5. Why Models Hallucinate

If there is one thing you take away from this entire course, let it be this: LLMs do not look up facts. They predict likely text.

When you ask a model "Who wrote Hamlet?", it doesn't search a database. Instead, it has seen the pattern "Hamlet was written by William Shakespeare" so many times during training that "William Shakespeare" is the overwhelmingly likely next set of tokens. It gets the answer right -- but not because it "knows" the fact. It gets it right because that pattern was extremely common in its training data.

The problem arises when you ask something that doesn't have a dominant pattern in the training data. The model will still generate confident, fluent text -- because that's what it was trained to do. But the content may be completely fabricated. This is called hallucination.

Critical Limitation

A hallucinating model doesn't signal that it's unsure. It presents made-up information with exactly the same confident, authoritative tone it uses for accurate information. It will cite research papers that don't exist, invent statistics, fabricate quotes, and describe events that never happened -- all while sounding completely certain.

This is not a bug that will be easily fixed. It's a fundamental consequence of how these models work: they generate plausible text, and plausible is not the same as true.

How to Protect Yourself

  • Verify claims independently -- especially statistics, dates, names, and citations.
  • Ask the model to show its reasoning -- if it can't explain how it arrived at an answer, be suspicious.
  • Be extra cautious in high-stakes domains -- medical, legal, and financial information should always be checked by a professional.
  • Tell the model it's OK to say "I don't know" -- this can reduce (but not eliminate) hallucination.

6. Context Windows: The Model's Working Memory

An LLM doesn't have memory in the way you do. It doesn't remember your conversation from yesterday or learn from past interactions. Instead, every time you send a message, the model receives your entire conversation so far as input and generates a response based on that. The maximum amount of text it can receive at once is called the context window.

Think of the context window as the model's working memory -- everything it can "see" at one time. Anything outside this window doesn't exist to the model. If your conversation grows longer than the context window, the oldest messages get dropped and the model simply cannot reference them any more.

Context Window Sizes (Examples)

GPT-4o 128K tokens
Claude (Anthropic) 200K tokens
Gemini 1.5 Pro 1M+ tokens

128K tokens is roughly equivalent to a 300-page book. 1M tokens can hold multiple books. Context windows have grown dramatically -- early GPT-3 had only 4K tokens.

Key Concept

Context windows are measured in tokens, not words. Remember: 1 token is roughly 4 characters. A larger context window means the model can process longer documents, maintain longer conversations, and consider more information at once. But larger context windows also cost more (you pay per token) and can be slower. There's always a trade-off.

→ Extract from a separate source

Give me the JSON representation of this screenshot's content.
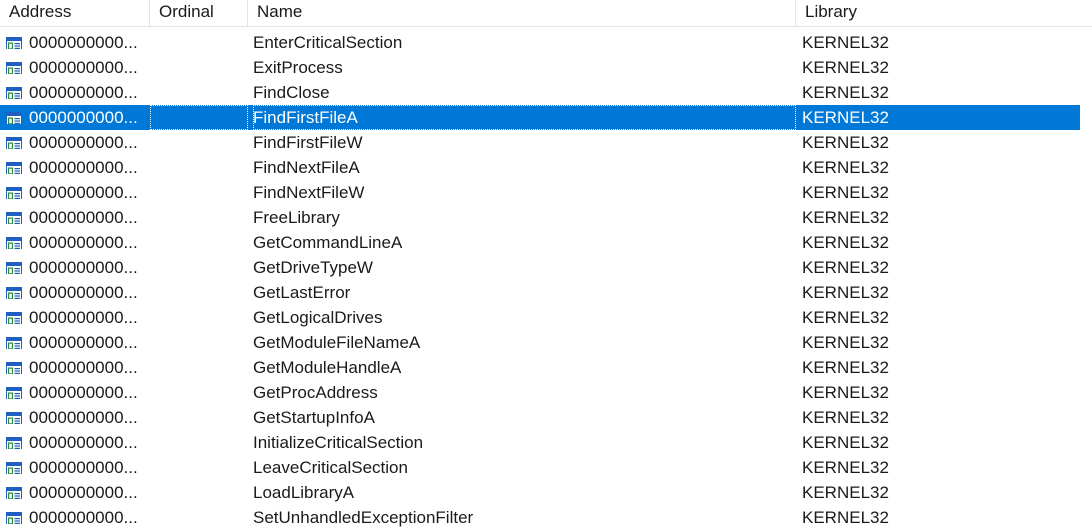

Context window size is one of the most important factors when choosing a model. For a detailed side-by-side comparison of context windows across all major models, see our Context Window Comparison page.

Part 2 Summary

  • LLMs predict the next token -- that's the fundamental mechanism behind GPT, Claude, Gemini, and all similar models.
  • Text is split into tokens, not words. Roughly 1 token = 4 characters. Tokens determine both what the model can process and what you pay.
  • Training has two phases: pre-training (reading the internet) gives broad knowledge; fine-tuning and RLHF make the model helpful and safe.
  • The Transformer architecture (2017) is the breakthrough behind all modern LLMs. Its attention mechanism lets models consider all words at once.
  • Models hallucinate because they predict likely text, not verified facts. Always verify important information independently.
  • Context windows define how much text the model can see at once -- its working memory. Bigger isn't always better due to cost and speed trade-offs.